Dopo un lungo periodo di oblio, l’ultima apparizione del tenente Sheridan avvenne nel 1984 (poco prima della morte improvvisa di Lay); il personaggio infatti tornò per l’ultima volta, ormai in pensione e diventato detective privato, nella miniserie-inchiesta in quattro puntate “Indagine sui sentimenti” diretta da Claudio Sestieri (una serie curiosa, cui parteciparono anche Sergio Castellitto e il giornalista Ruggero Orlando, che interpretavano se stessi).
I giovani che non hanno conosciuto Sheridan possono trovare su Youtube molti dei suoi sceneggiati; tuttavia, rispetto ai ritmi della televisione di oggi, potranno trovarli lenti e macchinosi, con un montaggio meno incalzante e con un tipo di recitazione “alta” che oggi appare quasi improponibile (quasi tutti gli attori provenivano dal teatro ed avevano impeccabili pronunce prive di ogni inflessione dialettale, che sarebbe stata peraltro assurda in un’ambientazione “americana”).
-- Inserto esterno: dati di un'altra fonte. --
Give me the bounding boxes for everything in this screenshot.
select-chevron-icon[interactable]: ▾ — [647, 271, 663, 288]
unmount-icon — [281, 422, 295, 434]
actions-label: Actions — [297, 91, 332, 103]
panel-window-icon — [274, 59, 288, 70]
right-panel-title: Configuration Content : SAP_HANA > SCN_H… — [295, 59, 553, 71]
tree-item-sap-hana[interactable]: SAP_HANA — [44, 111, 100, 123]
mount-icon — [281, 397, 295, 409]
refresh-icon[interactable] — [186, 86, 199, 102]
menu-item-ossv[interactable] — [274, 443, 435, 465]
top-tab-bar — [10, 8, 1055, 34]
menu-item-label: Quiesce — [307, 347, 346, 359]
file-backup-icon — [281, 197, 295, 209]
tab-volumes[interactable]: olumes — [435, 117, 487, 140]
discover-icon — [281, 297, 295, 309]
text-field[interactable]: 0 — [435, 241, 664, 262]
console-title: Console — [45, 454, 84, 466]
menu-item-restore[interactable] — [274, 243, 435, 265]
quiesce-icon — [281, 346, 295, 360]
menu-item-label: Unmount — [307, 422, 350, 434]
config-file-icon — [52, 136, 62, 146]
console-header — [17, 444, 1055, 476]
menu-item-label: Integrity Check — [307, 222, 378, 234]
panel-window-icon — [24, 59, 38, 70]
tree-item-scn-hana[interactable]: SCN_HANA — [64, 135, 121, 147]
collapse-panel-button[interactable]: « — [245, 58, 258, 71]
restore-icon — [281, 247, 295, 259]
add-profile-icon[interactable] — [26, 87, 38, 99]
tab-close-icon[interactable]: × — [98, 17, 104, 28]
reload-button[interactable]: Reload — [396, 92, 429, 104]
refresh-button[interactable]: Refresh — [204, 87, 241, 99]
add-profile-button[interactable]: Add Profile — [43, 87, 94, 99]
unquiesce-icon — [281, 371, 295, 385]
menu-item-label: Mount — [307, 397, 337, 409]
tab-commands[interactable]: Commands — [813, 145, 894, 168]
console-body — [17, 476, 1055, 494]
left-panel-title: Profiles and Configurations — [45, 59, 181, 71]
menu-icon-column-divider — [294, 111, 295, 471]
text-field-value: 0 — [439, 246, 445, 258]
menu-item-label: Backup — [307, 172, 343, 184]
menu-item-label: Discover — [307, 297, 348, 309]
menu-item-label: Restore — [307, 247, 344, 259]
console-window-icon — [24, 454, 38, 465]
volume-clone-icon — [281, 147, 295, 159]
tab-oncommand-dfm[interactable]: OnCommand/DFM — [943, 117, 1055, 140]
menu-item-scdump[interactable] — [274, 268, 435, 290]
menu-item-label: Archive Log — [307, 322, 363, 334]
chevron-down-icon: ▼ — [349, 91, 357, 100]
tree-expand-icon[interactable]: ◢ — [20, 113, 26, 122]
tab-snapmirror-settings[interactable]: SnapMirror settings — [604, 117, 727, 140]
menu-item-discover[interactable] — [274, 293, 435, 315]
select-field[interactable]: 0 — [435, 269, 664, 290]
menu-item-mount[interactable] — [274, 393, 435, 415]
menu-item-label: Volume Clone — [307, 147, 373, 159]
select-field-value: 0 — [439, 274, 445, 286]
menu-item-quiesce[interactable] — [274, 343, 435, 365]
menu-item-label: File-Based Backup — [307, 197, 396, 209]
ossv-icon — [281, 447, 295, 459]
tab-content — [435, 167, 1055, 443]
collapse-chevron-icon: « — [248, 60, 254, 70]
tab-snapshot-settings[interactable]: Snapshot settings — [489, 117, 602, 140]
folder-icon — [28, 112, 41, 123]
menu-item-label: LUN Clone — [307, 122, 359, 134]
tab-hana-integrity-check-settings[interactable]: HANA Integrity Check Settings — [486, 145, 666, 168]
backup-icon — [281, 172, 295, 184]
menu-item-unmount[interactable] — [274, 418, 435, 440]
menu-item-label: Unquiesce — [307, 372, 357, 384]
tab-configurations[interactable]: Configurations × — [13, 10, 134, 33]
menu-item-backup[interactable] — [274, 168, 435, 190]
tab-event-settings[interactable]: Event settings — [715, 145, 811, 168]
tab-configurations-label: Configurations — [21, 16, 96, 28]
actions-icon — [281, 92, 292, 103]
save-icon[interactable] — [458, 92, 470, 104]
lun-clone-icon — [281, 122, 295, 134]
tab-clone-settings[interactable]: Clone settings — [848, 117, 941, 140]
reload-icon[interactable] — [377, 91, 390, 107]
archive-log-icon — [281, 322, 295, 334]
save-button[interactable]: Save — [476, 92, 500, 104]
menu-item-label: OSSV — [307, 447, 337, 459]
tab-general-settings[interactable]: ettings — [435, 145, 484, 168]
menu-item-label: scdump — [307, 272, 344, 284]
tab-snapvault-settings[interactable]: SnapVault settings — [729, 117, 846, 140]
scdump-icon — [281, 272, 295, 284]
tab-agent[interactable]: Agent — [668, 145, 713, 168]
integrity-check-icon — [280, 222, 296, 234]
Però per noi, che disponevamo di una televisione con soli due canali (il Nazionale e il Secondo Canale), anche una serata con Ezzy Sheridan risultava intrigante; e qualche volta, quando indossavamo un “trench” bianco (allora capitava, almeno ai meno trendy di noi), potevamo illuderci di emulare il freddo investigatore pseudo-americano.
Egregio prof, Ubaldo Lay era molto bravo , il suo ricordo mi fa riflettere che sono trascorsi tanti anni ed eravamo contenti con poco. E’ piacevole conoscere i dettagli da lei descritti ,che conducono alla serie televisiva vista da molti italiani.Complimenti per le sue ricerche e cordiali saluti.
Chi ci vuol credere: non avevamo la televisione … accipicchia!